Menu price (optional, recommended)
Each recipe also has a Menu price (RM) field — the actual price you charge on your menu today. It’s optional, but filling it in unlocks two things:- The Calculator’s Unit economics check card, which compares your real menu prices against your fixed costs and tells you whether the plan breaks even at planned volume.

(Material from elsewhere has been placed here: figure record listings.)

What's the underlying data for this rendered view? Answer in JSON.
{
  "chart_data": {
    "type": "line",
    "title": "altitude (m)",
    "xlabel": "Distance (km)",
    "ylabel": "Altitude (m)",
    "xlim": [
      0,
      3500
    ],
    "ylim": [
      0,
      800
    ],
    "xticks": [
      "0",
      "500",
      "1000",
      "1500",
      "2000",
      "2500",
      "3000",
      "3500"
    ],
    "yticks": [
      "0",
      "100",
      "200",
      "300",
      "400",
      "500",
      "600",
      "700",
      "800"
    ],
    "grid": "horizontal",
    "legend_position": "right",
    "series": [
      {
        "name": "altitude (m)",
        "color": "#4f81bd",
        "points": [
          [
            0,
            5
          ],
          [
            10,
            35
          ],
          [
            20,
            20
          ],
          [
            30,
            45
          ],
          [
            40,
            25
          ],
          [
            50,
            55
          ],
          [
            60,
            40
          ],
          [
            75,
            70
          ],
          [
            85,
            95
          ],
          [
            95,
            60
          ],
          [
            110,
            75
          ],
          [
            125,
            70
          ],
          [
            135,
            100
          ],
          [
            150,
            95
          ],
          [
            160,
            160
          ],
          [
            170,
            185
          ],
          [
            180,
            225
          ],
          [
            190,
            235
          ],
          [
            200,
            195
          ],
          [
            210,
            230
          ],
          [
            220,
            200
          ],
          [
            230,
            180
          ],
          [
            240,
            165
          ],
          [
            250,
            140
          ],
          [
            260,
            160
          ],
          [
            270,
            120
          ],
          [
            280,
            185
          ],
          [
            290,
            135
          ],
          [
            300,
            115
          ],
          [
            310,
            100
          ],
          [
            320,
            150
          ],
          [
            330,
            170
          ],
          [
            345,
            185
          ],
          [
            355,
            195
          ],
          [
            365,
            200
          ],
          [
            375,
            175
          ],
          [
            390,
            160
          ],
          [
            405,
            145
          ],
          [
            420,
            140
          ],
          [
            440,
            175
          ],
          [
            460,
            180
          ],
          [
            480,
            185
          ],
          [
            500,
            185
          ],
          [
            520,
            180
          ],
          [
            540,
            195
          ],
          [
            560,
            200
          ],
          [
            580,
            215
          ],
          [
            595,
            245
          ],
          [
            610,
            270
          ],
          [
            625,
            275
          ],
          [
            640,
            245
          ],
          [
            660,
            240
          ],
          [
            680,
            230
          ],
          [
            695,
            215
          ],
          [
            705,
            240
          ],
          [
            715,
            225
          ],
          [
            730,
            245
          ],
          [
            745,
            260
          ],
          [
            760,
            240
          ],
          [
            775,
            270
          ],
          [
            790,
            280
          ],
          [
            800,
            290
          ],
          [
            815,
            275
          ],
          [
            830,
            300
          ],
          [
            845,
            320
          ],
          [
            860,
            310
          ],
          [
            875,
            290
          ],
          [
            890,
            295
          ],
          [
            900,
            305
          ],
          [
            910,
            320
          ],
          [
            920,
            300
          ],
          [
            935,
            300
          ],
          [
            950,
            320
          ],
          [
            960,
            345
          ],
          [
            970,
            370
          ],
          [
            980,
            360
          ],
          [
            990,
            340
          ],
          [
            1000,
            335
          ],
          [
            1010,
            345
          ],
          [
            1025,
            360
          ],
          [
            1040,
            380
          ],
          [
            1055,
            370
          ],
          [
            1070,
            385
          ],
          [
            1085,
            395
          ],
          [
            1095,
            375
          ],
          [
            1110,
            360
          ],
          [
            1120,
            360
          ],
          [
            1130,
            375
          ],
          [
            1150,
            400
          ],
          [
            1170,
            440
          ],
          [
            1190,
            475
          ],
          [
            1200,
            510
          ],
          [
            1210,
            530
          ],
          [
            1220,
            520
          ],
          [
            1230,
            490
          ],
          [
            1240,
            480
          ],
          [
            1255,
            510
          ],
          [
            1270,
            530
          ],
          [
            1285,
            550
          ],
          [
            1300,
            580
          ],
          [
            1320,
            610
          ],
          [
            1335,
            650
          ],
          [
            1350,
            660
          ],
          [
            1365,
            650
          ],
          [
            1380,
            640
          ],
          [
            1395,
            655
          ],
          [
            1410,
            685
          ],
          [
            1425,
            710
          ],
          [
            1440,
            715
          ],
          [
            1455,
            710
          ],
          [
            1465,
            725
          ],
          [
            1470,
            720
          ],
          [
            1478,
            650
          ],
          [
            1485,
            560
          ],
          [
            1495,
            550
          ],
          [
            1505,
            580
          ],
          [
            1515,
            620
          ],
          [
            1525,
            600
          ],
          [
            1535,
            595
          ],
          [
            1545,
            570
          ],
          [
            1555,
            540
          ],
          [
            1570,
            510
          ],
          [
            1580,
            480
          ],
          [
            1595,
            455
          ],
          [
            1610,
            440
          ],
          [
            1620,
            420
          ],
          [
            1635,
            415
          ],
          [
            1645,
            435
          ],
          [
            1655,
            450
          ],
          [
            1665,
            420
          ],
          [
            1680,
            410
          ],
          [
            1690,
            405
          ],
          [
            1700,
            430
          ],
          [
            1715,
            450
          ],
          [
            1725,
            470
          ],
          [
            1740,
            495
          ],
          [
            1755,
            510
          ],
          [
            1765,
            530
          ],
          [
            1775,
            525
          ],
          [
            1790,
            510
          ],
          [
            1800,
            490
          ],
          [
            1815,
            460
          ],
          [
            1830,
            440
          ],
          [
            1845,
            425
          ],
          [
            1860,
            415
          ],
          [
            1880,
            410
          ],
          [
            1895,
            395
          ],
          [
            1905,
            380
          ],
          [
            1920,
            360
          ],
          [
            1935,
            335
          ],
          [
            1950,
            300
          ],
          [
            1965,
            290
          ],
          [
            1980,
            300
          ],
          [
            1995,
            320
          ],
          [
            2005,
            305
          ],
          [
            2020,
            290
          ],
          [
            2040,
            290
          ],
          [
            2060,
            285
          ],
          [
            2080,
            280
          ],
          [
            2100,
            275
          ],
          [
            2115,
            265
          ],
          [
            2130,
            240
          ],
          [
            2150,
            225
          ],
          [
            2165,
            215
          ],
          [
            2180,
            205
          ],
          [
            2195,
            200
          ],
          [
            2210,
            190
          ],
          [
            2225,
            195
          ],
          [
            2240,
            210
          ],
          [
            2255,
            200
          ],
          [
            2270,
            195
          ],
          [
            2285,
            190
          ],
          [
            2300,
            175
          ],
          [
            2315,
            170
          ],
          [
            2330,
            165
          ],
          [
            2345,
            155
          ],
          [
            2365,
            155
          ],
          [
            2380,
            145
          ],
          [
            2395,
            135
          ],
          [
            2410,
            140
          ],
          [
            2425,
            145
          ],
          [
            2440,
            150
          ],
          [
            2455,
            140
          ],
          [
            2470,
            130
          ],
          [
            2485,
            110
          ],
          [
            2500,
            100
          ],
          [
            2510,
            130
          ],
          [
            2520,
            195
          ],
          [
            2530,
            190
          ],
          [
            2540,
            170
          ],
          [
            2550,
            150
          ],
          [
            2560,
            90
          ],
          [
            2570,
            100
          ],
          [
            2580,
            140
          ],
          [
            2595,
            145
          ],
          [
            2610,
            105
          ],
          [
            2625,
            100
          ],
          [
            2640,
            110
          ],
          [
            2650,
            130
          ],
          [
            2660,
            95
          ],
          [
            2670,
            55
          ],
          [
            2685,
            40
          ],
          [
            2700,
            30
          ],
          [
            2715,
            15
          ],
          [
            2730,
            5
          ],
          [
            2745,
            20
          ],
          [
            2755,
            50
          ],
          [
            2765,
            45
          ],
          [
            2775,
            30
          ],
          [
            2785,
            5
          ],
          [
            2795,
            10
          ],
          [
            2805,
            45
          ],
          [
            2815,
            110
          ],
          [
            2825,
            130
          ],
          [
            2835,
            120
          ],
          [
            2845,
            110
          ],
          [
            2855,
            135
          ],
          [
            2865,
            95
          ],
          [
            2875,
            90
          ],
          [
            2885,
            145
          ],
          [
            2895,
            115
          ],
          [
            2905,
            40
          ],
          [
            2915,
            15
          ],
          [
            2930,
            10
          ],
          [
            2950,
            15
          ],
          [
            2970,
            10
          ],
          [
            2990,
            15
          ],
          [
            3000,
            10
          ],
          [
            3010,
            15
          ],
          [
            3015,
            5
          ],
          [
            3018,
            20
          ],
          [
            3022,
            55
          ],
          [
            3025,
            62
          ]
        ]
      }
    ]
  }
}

- The recipe-derived target line on Pulse’s revenue burn chart. With menu prices set, the target reflects what you actually charge — not just what the Calculator suggests.
Example: Hot Coffee Latte
Using the items defined on the Items page, the Hot Coffee Latte recipe has three lines:| Item | Quantity | Per-unit cost | Line cost |
|---|---|---|---|
| Whole milk | 150 ml | RM 0.008 / ml | RM 1.20 |
| Coffee beans | 18 g | RM 0.0889 / g | RM 1.60 |
| Paper cup | 1 | RM 0.30 | RM 0.30 |
| Per-cup COGS | RM 3.10 |
Quick price for this recipe
If you set a target food-cost of 25% on the Recipes form, the Quick price comes back as:RM 3.10 ÷ 0.25 = RM 12.40
That’s the minimum sell price to keep food cost at or below 25% of revenue. Round to a clean menu number (RM 12.50, RM 13) for the till.
For the full P&L picture — what to charge once rent, wages, and target net margin are factored in — feed this same recipe through the Calculator. The Calculator surfaces a different price because it’s solving a different equation (margin on revenue, not food cost as a % of revenue).